An Emphasis on Abilities
In CBE, learning experiences are designed to incorporate prior learning elements continuously and to emphasize observable abilities (McGaghie et al., 1978; Carraccio et al., 2002). Curricular elements are structured based on outcomes, and defined as a matrix of activities juxtaposed with related competencies. Even though preparation for CBE can happen in a classroom setting, full implementation requires a workplace environment. Over the last decades, scholarly research about what happens in workplace learning have led to improvements in its quality and effectiveness as a learning environment (Dornan, 2006; Teunissen, 2009). Previously, most workplace learning theories were grounded in social learning theories (situated learning/situated cognition) that emphasized the interaction between the learner and the learning environment (Durning and Artino, 2011). More recently, theories based on experiential learning, cognitive apprenticeship, and legitimate peripheral participation within a community have demonstrated the importance of authentic activities and social interaction to the quality of workplace learning (Kolb, 1984; Lave and Wenger, 1991; Collins, 2006).
A workplace learning environment can be defined as a set of authentic experiences “that fosters the acquisition of competencies that are necessary to act as a professional” (Ten Cate et al., 2015, p. 984). A fundamental feature of CBE is that learners are defined as competent when they have passed a certain threshold that allows them to enter practice.
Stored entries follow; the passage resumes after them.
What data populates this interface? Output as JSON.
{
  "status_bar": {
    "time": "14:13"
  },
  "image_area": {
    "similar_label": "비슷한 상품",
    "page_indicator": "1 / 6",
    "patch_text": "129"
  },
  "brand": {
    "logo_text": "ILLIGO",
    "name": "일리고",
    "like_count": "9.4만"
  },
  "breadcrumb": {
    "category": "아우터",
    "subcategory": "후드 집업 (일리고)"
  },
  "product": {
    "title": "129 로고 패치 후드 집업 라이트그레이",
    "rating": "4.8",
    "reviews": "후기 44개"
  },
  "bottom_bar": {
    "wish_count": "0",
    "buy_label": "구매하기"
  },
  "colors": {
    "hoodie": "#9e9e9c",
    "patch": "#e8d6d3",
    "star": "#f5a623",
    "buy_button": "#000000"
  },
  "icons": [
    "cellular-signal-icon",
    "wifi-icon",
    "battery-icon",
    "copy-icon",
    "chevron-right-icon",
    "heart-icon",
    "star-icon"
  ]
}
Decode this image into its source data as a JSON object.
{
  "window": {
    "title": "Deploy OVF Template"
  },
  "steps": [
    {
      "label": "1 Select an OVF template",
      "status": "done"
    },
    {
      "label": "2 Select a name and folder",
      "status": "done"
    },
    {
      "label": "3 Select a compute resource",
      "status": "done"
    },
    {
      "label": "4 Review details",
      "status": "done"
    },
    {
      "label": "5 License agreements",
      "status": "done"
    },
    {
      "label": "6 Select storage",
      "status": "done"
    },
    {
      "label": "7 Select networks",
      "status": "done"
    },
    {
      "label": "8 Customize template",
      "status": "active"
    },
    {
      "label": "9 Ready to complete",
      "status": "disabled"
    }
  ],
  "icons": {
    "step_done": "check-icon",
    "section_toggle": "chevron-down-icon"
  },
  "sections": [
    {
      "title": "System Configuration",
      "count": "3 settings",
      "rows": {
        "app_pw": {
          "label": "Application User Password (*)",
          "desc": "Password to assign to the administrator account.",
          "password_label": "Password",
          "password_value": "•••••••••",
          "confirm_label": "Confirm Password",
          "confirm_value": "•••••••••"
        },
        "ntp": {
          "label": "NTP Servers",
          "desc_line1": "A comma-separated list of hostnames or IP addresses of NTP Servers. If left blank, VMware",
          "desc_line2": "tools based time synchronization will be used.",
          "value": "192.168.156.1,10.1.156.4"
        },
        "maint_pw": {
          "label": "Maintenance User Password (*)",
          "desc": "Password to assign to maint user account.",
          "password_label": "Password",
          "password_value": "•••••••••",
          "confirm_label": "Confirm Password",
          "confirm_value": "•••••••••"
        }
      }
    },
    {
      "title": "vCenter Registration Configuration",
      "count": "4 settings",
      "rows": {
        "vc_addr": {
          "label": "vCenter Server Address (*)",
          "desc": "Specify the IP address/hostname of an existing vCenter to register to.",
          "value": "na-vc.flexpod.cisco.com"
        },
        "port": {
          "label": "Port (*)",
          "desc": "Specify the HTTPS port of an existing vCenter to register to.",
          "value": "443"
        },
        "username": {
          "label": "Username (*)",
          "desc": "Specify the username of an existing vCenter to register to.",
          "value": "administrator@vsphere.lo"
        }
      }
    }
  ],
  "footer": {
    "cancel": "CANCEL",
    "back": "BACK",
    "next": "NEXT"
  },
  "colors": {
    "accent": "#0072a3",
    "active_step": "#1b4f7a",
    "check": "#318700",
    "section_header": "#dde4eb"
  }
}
In essence, it is a mastery learning approach, with its emphasis on accountability for learners’ progress toward predefined outcomes in preparing them to provide high-quality and safe patient care (Lineberry et al., 2015). In a mastery learning approach, learners’ competencies need to be placed in the context of workplace practice. However, mastery of abilities in individual domains does not imply that learners are competent across domains, or that they can translate those abilities to different contexts or circumstances, or that they can apply those abilities to patient care. Therefore, increasingly calls have been made to more explicitly frame performance outcomes, and subsequent programs of assessment, with authentic learning activities (Frank et al., 2010). Over the last decade, entrustable professional activities (EPAs) have been introduced as a way to bridge the gap between assessing and fostering graduate abilities and authentic patient care in a workplace environment (Ten Cate et al., 2015).